There are 13 comments at the moment, we would love to hear your opinion too.

  1. Wow!!! What a cheek!!!!

  2. And?

    Any business derives its revenues from its customers. If you impose regulatory costs (or indeed taxes) on the suppliers of goods and services, these will always be paid by the consumers.

    It looks as if GPC are merely ‘un-bundling’ their regulatory costs here, instead of trying to mask them in their ongoing charges. If it was so important that commission was unbundled, why are those bringing transparency to the nasty issue of compliance costs being pointed at in this way?

    GPC’s clients can now see in a very real way that regulation is expensive for consumers. Well done GPC.

    • I agree absolutely. Perhaps we should all charge separately for the compliance costs that are forced on us, too often for no good reason.

    • I think I might do likewise with our next FSCS levy.
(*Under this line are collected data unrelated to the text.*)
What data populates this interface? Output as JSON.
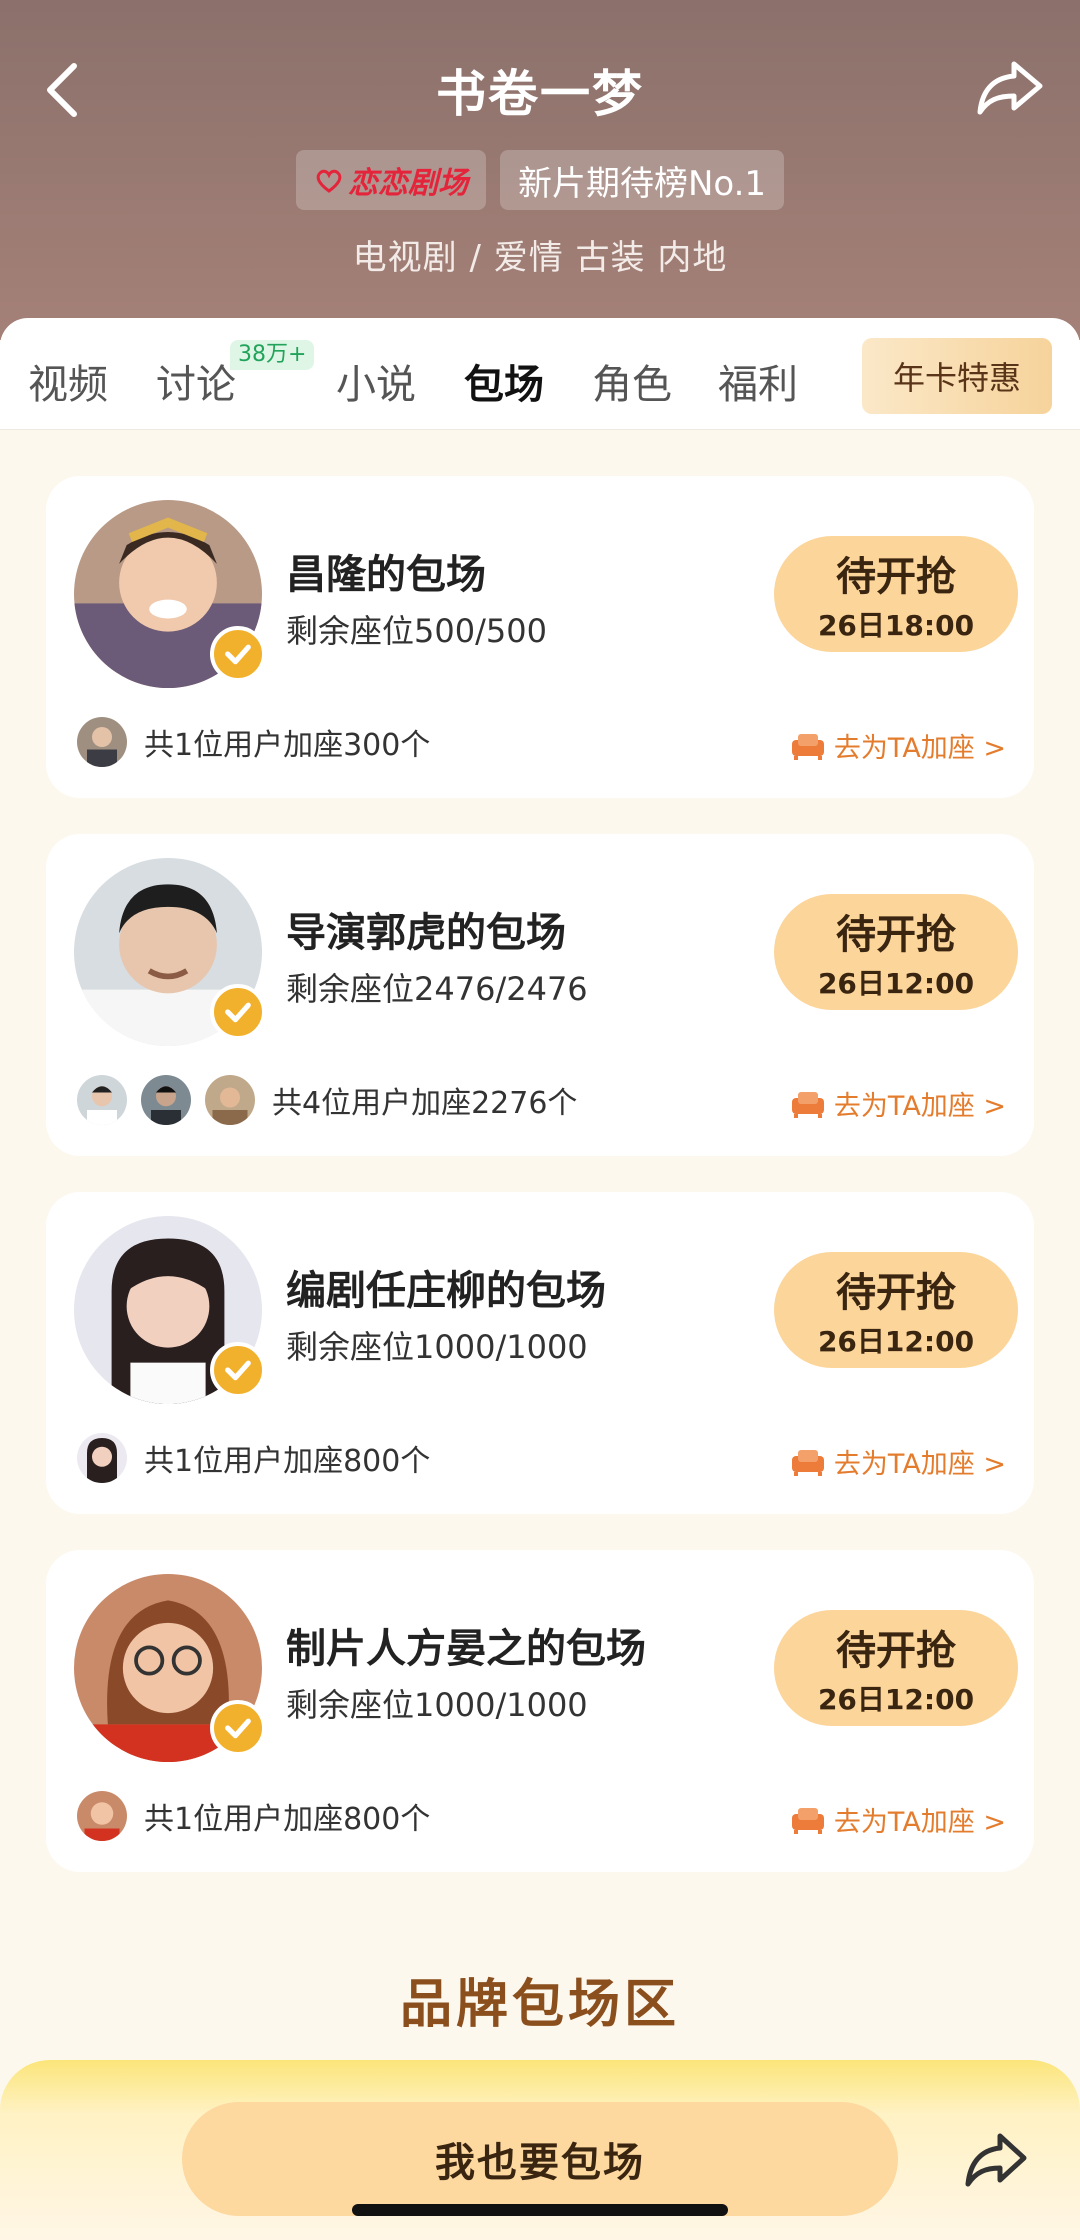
{
  "header": {
    "title": "书卷一梦",
    "brand_badge": "恋恋剧场",
    "rank_badge": "新片期待榜No.1",
    "genre": "电视剧 / 爱情 古装 内地"
  },
  "tabs": {
    "items": [
      "视频",
      "讨论",
      "小说",
      "包场",
      "角色",
      "福利"
    ],
    "active": "包场",
    "discussion_count": "38万+",
    "promo": "年卡特惠"
  },
  "cards": [
    {
      "title": "昌隆的包场",
      "seats": "剩余座位500/500",
      "button": "待开抢",
      "time": "26日18:00",
      "footer": "共1位用户加座300个",
      "link": "去为TA加座 >"
    },
    {
      "title": "导演郭虎的包场",
      "seats": "剩余座位2476/2476",
      "button": "待开抢",
      "time": "26日12:00",
      "footer": "共4位用户加座2276个",
      "link": "去为TA加座 >"
    },
    {
      "title": "编剧任庄柳的包场",
      "seats": "剩余座位1000/1000",
      "button": "待开抢",
      "time": "26日12:00",
      "footer": "共1位用户加座800个",
      "link": "去为TA加座 >"
    },
    {
      "title": "制片人方晏之的包场",
      "seats": "剩余座位1000/1000",
      "button": "待开抢",
      "time": "26日12:00",
      "footer": "共1位用户加座800个",
      "link": "去为TA加座 >"
    }
  ],
  "brand_section": {
    "title": "品牌包场区"
  },
  "cta": {
    "label": "我也要包场"
  },
  "colors": {
    "header_bg": "#9b7b73",
    "button_bg": "#fcd59b",
    "accent_orange": "#e47c2e",
    "verified_gold": "#f2b12c",
    "brand_title": "#8b4f1e"
  },
  "icons": {
    "back": "chevron-left-icon",
    "share": "share-arrow-icon",
    "verified": "verified-check-icon",
    "seat": "sofa-seat-icon"
  }
}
Can you imagine the response…..can you imagine the ‘revelation’ this will be to some clients who think there’s a magic pot of money that’s funded by the fairies at the end of the garden. If only I had an MP or two as clients…..hmmm.

  3. Of course costs are passed on to the consumer !

    And in the spirit of transparency GPC are letting the consumer know. I to let my clients know exactly how much these FCA, FSCS and regulatory bureaucrats cost them and why, they, the good, have to pay for the bad, again this purely down to regulatory incompetence, £500+ million a year budget and un-accountability !

  4. I think it is fair and reasonable too though it may be a moot point regarding whether it was all necessary in the first place. The FCA would argue that it is to protect the consumer but it is right that the costs of this protection is quantified.
    Just had our FCA fee this morning and told an employee that his pay has had to be dropped by £2,000 to pay for his share of it! OK I was joking but was is true is that his pay is £2,000 less than it otherwise would be – as is mine…..

  5. We started quoting and charging a regulatory premium fee pre RDR we still do as we spend a lot of it on CII studies and exams to keep our knowledge current and to pay for the exams of our new entrants, not to mention F-pack fees, PII and all the other costs of being in business, the actual advice part is the small bit, it’s all the other hangers on (including F-pack) that cost all the money. If we weren’t regulated and could just sit on a bar stool and pontificate, advice would be cheap (I’d practically give it away for free or perhaps a pint and a bag of pork scratchings), but the bar room adviser, like the barrack room lawyer does not have to deal with the complaint system we now have.

  6. As A side issue but a valid point (I believe)

    A bit of sloppy and headline grabbing, by using the words, “forces clients” shame on you MM !

    More realistic quote would be; “Has been forced to charge its clients”

    I don’t think the FCA should be and continue to be absolved from the upward spiraling costs, of financial advice and products, when they are the main culprits and the reason why !

  7. Sorry, but it seems unbelievable to me that you can enter into a contract to provide a service, then part way through, you charge aditional fees for regulatory work that surely you’ve known about for sometime and is part and parcel of providing the service. My personal gas and electric is on a fixed contract, if they slapped me with an additional charge for their regulatory work, I’d be livid

    • What would do Phil is complain, get your money back and go put your money in the bank ! Or better still under the mattress, and with the interest go buy a pint in the local pub

  8. Sorry, but imagine your gas and electric supplier did the same mid contract, there’d be uproar. And rightly so

  9. Hmm, looks like I’m on my own here, so might be time to tuck into some humble pie.